In 2002, women will hold at least 11% of the seats in the loya jirga, the assembly assigned to elect the members of the
Afghanistan’s next government. Women currently hold 14% of congressional seats in the United States.
In Sweden, women hold 43% of parliamentary seats.

Nearly two-thirds of illiterate people in the world are women, and the populations with the widest gender gaps in
education and literacy -- South Asia and sub-Saharan Africa -- are also among the fastest growing.

Worldwide estimates for the number of people who are illegally trafficked range from 700,000 to 4 million each year.
Women and girls comprise the vast majority of them.

In 1998, women accounted for 30% of all new HIV infections in the United States.
Half of the newly infected were below the age of 25.

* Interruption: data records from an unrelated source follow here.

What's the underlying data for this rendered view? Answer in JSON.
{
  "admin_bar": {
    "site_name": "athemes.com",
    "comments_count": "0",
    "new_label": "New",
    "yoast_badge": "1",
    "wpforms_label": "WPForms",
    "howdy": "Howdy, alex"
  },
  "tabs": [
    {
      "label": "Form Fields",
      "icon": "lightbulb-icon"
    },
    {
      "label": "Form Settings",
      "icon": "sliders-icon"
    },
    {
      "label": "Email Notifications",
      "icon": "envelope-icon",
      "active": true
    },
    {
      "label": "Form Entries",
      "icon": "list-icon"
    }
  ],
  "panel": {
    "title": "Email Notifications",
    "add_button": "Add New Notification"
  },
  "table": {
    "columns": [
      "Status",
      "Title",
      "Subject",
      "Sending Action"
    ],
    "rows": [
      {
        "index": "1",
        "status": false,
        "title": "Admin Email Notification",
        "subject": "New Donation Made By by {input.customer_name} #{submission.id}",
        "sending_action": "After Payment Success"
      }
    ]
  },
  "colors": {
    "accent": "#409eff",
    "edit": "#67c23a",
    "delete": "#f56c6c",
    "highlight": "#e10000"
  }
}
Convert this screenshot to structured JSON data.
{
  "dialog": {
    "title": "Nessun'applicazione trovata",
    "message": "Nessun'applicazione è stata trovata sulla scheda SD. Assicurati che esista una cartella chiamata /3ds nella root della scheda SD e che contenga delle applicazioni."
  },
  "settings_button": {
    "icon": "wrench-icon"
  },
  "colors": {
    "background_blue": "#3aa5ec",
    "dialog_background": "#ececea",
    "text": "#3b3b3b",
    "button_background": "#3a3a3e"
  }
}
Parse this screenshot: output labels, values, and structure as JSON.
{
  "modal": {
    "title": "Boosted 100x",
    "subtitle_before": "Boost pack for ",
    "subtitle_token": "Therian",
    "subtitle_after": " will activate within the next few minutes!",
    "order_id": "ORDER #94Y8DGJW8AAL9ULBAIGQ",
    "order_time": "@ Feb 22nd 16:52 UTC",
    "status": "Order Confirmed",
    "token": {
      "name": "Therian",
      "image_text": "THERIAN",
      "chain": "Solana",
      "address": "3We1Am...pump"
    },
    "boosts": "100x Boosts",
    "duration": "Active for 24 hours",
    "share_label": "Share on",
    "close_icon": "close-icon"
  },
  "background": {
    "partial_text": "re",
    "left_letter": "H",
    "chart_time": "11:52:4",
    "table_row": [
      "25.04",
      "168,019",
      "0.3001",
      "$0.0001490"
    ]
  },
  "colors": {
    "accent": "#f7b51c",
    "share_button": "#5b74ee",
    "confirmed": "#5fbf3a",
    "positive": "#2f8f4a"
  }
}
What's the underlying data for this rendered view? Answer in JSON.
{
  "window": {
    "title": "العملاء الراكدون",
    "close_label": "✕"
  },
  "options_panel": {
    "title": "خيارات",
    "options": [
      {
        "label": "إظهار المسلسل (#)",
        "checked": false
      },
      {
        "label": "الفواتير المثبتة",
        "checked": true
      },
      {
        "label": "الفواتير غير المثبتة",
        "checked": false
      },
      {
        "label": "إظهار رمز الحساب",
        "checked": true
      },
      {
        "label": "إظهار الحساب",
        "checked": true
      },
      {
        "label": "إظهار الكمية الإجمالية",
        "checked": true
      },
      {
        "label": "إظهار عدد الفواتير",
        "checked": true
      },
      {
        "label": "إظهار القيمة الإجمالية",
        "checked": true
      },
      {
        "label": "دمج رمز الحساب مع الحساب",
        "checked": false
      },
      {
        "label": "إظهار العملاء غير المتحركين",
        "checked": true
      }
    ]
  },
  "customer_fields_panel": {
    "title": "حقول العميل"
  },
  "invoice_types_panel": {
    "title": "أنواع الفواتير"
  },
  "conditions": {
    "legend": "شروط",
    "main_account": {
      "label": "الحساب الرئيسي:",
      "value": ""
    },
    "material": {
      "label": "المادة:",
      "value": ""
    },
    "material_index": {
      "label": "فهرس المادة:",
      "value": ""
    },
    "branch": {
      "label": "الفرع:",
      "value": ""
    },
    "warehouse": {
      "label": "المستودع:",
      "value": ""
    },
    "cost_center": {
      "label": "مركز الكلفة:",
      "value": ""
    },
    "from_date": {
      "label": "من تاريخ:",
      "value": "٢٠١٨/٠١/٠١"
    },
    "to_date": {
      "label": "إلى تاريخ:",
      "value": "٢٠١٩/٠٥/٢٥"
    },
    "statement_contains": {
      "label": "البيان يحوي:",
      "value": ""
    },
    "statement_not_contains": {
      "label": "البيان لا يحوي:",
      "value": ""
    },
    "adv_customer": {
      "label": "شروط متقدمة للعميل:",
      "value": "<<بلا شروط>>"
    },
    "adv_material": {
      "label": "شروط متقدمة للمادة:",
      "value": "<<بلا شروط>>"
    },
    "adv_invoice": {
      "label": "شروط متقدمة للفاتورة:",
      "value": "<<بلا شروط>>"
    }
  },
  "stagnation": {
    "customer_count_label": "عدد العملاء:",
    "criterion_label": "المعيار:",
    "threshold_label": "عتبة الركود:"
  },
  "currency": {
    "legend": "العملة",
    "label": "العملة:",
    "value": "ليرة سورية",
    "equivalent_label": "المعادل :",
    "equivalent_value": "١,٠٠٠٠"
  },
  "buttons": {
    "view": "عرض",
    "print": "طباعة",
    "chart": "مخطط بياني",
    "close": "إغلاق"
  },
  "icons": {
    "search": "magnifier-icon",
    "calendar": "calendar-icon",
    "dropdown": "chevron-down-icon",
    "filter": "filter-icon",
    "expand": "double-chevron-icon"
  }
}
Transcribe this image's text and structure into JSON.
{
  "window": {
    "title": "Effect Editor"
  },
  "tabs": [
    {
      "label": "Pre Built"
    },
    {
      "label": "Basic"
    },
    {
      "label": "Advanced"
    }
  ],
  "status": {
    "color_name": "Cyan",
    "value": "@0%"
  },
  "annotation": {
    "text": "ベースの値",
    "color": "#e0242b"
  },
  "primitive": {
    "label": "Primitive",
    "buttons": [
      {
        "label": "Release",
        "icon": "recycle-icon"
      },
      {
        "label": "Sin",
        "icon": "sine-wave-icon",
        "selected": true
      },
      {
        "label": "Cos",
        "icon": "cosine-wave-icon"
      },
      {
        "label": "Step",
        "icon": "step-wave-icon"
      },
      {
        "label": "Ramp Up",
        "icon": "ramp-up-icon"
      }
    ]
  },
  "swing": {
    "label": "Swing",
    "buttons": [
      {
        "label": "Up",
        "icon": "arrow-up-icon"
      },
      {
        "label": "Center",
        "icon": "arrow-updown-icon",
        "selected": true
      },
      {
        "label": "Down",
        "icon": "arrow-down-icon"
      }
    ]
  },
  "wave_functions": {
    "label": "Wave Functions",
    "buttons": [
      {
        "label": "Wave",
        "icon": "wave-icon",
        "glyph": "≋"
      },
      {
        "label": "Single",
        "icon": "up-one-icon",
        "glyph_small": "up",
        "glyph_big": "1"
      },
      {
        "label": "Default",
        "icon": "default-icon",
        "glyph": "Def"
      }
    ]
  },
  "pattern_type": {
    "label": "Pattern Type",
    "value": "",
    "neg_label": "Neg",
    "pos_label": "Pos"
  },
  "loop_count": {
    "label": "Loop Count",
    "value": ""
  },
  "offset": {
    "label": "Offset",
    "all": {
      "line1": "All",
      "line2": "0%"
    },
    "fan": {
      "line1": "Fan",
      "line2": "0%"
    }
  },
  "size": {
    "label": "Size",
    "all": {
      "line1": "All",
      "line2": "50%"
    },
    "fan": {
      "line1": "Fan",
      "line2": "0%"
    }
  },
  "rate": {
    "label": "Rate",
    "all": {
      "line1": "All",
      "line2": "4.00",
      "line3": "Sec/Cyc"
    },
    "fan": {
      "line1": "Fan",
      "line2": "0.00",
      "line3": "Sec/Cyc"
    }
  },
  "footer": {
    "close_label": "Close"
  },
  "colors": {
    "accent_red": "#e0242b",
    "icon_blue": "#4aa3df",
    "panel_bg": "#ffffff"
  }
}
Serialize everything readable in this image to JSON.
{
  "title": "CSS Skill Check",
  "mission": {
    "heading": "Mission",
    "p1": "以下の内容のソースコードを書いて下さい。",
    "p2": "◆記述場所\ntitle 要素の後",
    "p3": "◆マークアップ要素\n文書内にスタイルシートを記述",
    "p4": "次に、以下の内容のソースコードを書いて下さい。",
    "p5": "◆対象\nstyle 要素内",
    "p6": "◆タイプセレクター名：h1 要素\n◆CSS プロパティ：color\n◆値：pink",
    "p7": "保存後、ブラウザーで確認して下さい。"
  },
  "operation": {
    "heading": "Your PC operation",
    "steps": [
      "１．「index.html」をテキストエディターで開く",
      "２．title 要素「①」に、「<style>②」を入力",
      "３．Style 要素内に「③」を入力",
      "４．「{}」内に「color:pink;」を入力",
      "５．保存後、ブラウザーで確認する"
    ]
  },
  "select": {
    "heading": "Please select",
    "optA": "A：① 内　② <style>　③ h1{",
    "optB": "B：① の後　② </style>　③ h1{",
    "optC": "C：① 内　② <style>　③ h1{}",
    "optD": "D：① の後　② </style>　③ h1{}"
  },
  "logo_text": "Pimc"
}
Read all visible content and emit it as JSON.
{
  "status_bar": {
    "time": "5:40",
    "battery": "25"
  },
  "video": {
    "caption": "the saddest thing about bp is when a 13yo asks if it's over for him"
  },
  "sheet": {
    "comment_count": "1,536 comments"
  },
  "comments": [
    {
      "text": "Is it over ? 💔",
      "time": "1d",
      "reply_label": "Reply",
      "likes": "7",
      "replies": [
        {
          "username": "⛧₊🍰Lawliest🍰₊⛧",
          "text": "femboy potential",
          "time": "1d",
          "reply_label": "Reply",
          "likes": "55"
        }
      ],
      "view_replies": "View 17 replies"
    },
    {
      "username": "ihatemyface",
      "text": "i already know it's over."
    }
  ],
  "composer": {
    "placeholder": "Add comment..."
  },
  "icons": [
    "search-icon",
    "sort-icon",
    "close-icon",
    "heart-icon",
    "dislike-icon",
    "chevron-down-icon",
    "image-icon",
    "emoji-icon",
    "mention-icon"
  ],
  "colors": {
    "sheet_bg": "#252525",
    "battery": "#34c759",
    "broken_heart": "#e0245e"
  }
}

Women account for just over 1% of Fortune 1000 chief executives in the United States and 16% of college and
university presidents. 11% of Fortune 1000 Boards seats are held by women, as are 26% of the Board seats of independent
colleges and universities.

In 1966 2.5 million US women attended college. In 1975 three years after Title IX of the Education Amendments Act,
the number of women in college doubled to five million. In 1979 women college students outnumbered men for the first
time in US history, and by 1996 women accounted for 56% of undergraduates.

In 1969 not a single women’s studies program existed in the United States; today there are over 650 formal programs and
almost every college campus offers at least one course.

In the United States, since the passage of the 1994 Violence Against Women Act, reported intimate partner violence has
decreased by over 20%. The rate however, is still too high as 1 in every 3 women will experience some form of violence in her lifetime.